Friday, March 3, 2023

 Saturday in the First Week of Lent, March 4, 2023

Matthew 5, 43-48


Jesus said to his disciples: “You have heard that it was said, You shall love your neighbor and hate your enemy. But I say to you, love your enemies, and pray for those who persecute you, that you may be children of your heavenly Father, for he makes his sun rise on the bad and the good, and causes rain to fall on the just and the unjust. For if you love those who love you, what recompense will you have? Do not the tax collectors do the same? And if you greet your brothers and sisters only, what is unusual about that? Do not the pagans do the same? So be perfect, just as your heavenly Father is perfect.”


To close out the first week of Lent, the Holy Church presents as the Gospel Reading for today’s Mass this passage from the Lord’s Sermon on the Mount.  In it, the Lord Jesus teaches about the love with which we ought to love even our enemies.  As we carefully read this passage we should recollect how our Lord loved his enemies and prayed for those who persecuted him.


“You have heard that it was said, You shall love your neighbor and hate your enemy.”  The Lord seems to be quoting an oral admonition by the Pharisees, for it is not in the Scriptures.  In that case, he is challenging them and their pretended authority on “the seat of Moses” as well as taking on a natural human response: that of hating one’s enemies.  The Lord also sums up the attitude in an intriguing way, equating one’s neighbors with those to be loved, thus making one’s enemies outsiders, non-neighbors.  These would seem to be, especially from a Pharisaic point of view, “tax collectors and sinners”, as well as Herod and his supporters.  In this way, the Pharisees could control who was to be loved and who was to be hated: those whom the Pharisees counted as enemies.  However, the Lord says to the crowd: “But I say to you, love your enemies, and pray for those who persecute you”, meaning that an enemy could potentially live nearby and be anyone at all.  And if we love our enemies, we love them as we love our friends.  How can we do what seems so unnatural?  We do it as we see our Father doing it: “For he makes his sun rise on the bad and the good, and causes rain to fall on the just and the unjust.”  
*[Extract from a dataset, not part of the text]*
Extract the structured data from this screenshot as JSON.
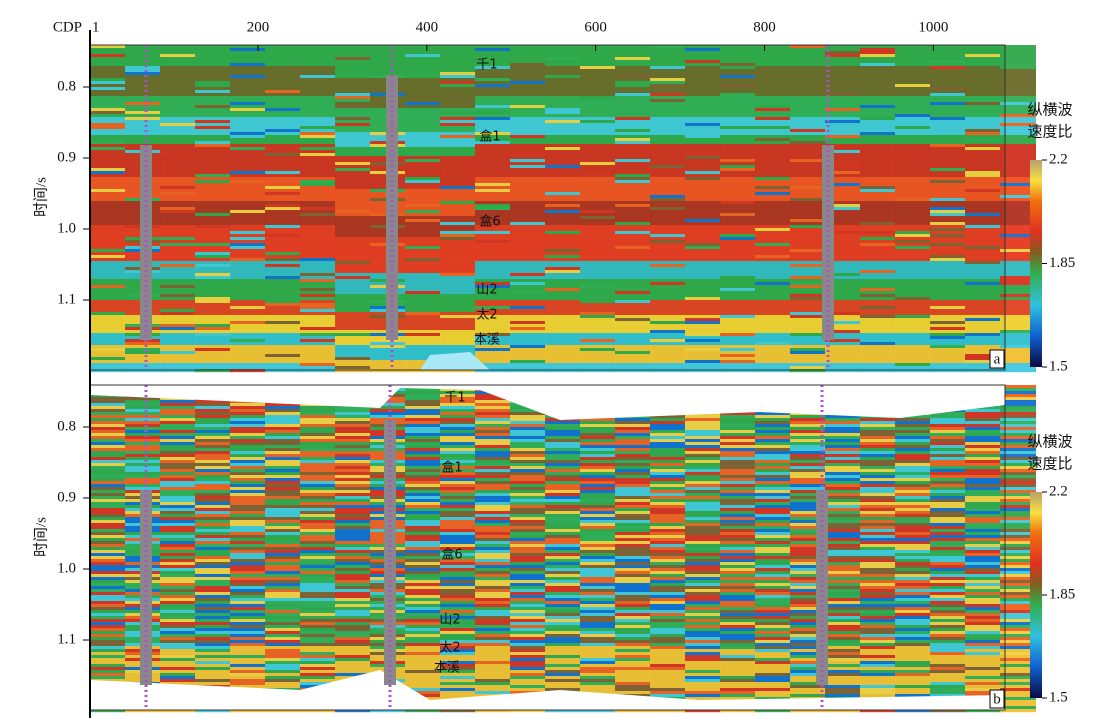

But how do we do this?  The Lord says, “Pray for those who persecute you.”  By praying for both our enemies and on those who love us, we also “cause rain to fall” on both as the Father does.  And praying for a person — for their health and total conversion to Christ — is the greatest act we can perform for a person.  We may do some other things for people who love us that we might not do for those who do not, but this comes out of prudence.  Prayer, though, comes as the one great action that love compels from us.  This does not necessarily make it easy to do, either, but we look at how our Lord forgave even those who were crucifying him and we do it, for his sake.  


“For if you love those who love you, what recompense will you have?”  Here, the Lord appeals to the people’s desire for salvation.  He is saying, If you cannot love your enemies by praying for your persecutors because it is right to do so, and if you struggle to pray for them for my sake, then at least pray for them so that you may attain everlasting life.  The Lord also shows that a distinctive mark of the Christian is in praying for those who hate and persecute us.


“So be perfect, just as your heavenly Father is perfect.”  If we were to take this verse out of context and study it, we would despair because the Father is infinite and omnipotent.  He is perfect in every possible way.  There are no limits to his presence, his power, or his knowledge.  No human can be perfect like this.  But the verse has to be read in context.  The perfection the Lord Jesus speaks of is in terms of love, and in this we can be perfect.  That is, we can love to the extent that we have the ability to love, just as the Father loves without limits.  We humans love as much as we can and God loves as much as he can.  The “amount” of love differs greatly between what God can do and what we can, but that is because we are mortals and are necessarily proscribed by limitations.  And at the same time we can love perfectly.  By his grace, we can love our neighbors (as defined by Christ and not by the Pharisees) as ourselves and we can love God with all our mind and soul.  


We should not overlook the fact that the Lord specifically speaks of those who persecute us.  At the time he said this, he was still largely unhindered by the Pharisees and Sanhedrin.  He had certainly faced some criticism and opposition from them, but not what we would call “persecution”.  This might indicate that he is speaking here primarily to his Apostles, whom he had already warned about coming persecutions; or that the Lord originally spoke these words nearer to the time of his Passion and Death, or even after his Resurrection, and that St. Matthew transposed them to the beginning of his Gospel.  At the same time, we should recognize that, as St. Thomas Aquinas points out, most of the events in the first three Gospels take place in the last year or even the last few months of the Lord’s life on earth, and so the Sermon on the Mount, in which we find them, took place towards the end of his ministry, not at its beginning, as it may appear to us.


Only with grace we can become perfect, so let us pray for this grace and pray for those who hate and persecute us and our Church.